Given established links between the molecular clock and processes underlying adaptive immunity, there is clear potential to target the clock for therapeutic gain. The last decade has seen the development of novel ligands which act on components of the clock including REV-ERB [114], ROR [115] and CRY [116, 117]. In vitro studies have demonstrated the anti-inflammatory potential of clock targeted compounds, such as the CRY activator KL001 [55] and REV-ERB agonists [37]. Furthermore, the effectiveness of these molecules in models of autoimmune diseases has been shown. For example, the REV-ERB activators SR9009 and SR12418 have a protective effect in DSS-induced colitis [18, 41], EAE [18, 118] and CIA [119]. To date, these interventions have been limited to pre-clinical models, but evidence is mounting to support the notion that the clock is a bona fide target for the treatment of autoimmune disease. As might be predicted, some of the beneficial effects of REV-ERB targeting on autoimmune diseases are due to the influence of this nuclear receptor on Th17 cells. In EAE, the therapeutic effects of SR9009 are in part due to modulation of Th17 activity. SR9009 treatment of mice undergoing EAE resulted in reduced numbers of IL17A producing CD4 + T cells in the CNS and reduced disease scores [18, 118]. In contrast, the effects of SR9009 in CIA are proposed to be mediated by anti-inflammatory effects on innate immune cells (including macrophages) and joint resident synovial fibroblasts [119] and within the colon in colitis [41].

Conclusions

The function of the adaptive immune system is regulated by the circadian clock. The clock contributes to regulation of homeostatic processes underlying maintenance of adaptive immunity (such as lymphocyte trafficking and development of Th17 cells) as well as adaptive responses to pathogenic challenge. This temporal control is an output of the combined action of cell intrinsic clocks and cell extrinsic rhythmic signals. Evidence is mounting to highlight the impact of rhythmic hormonal and sympathetic signals on driving rhythms in adaptive immunity. Given a paucity of data supporting the existence of robust cell intrinsic clockwork machinery within lymphocytes, it is plausible that extrinsic rhythmic signals play a more dominant role than intrinsic oscillators.

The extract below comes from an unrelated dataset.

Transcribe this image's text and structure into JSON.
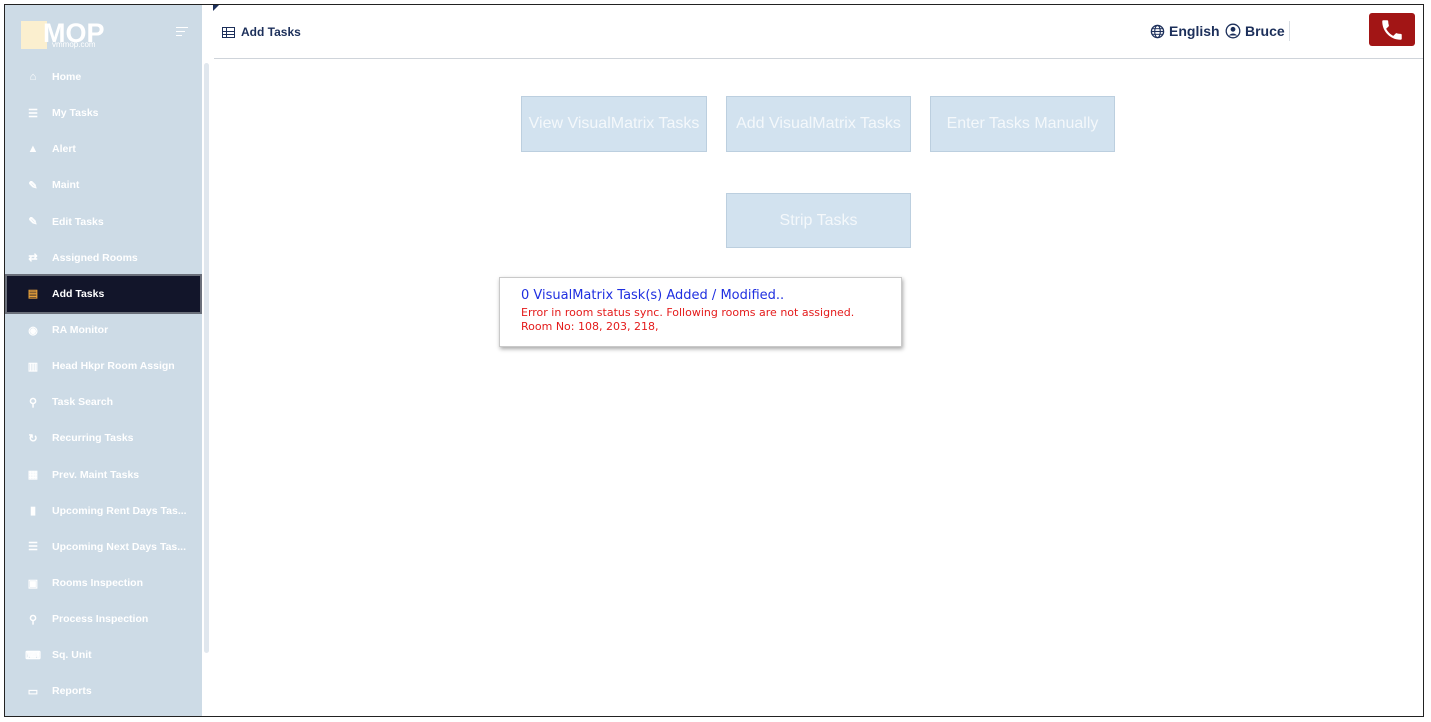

Inappropriate adaptive immune responses can lead to the development of autoimmune conditions such as MS, RA and UC. Studies in humans indicate that circadian disturbances (genetic or environmental) can have detrimental effects on the development of these diseases. This further highlights the importance of a robust and functional clock in maintaining immune homeostasis. Pre-clinical studies have revealed circadian regulation of inflammatory pathways driving these diseases. Studies are now beginning to elucidate the precise nature of these clock-immune interactions and highlight key rhythmic effector cells. Often, these are tissue-resident cells rather than circulating adaptive immune cells.

Looking to the future, it is critical that as a field we gain an enhanced understanding of circadian control of adaptive immunity. This knowledge has strong potential to enhance clinical practise, improving the diagnosis and treatment of chronic inflammatory disease and optimising the use of vaccines.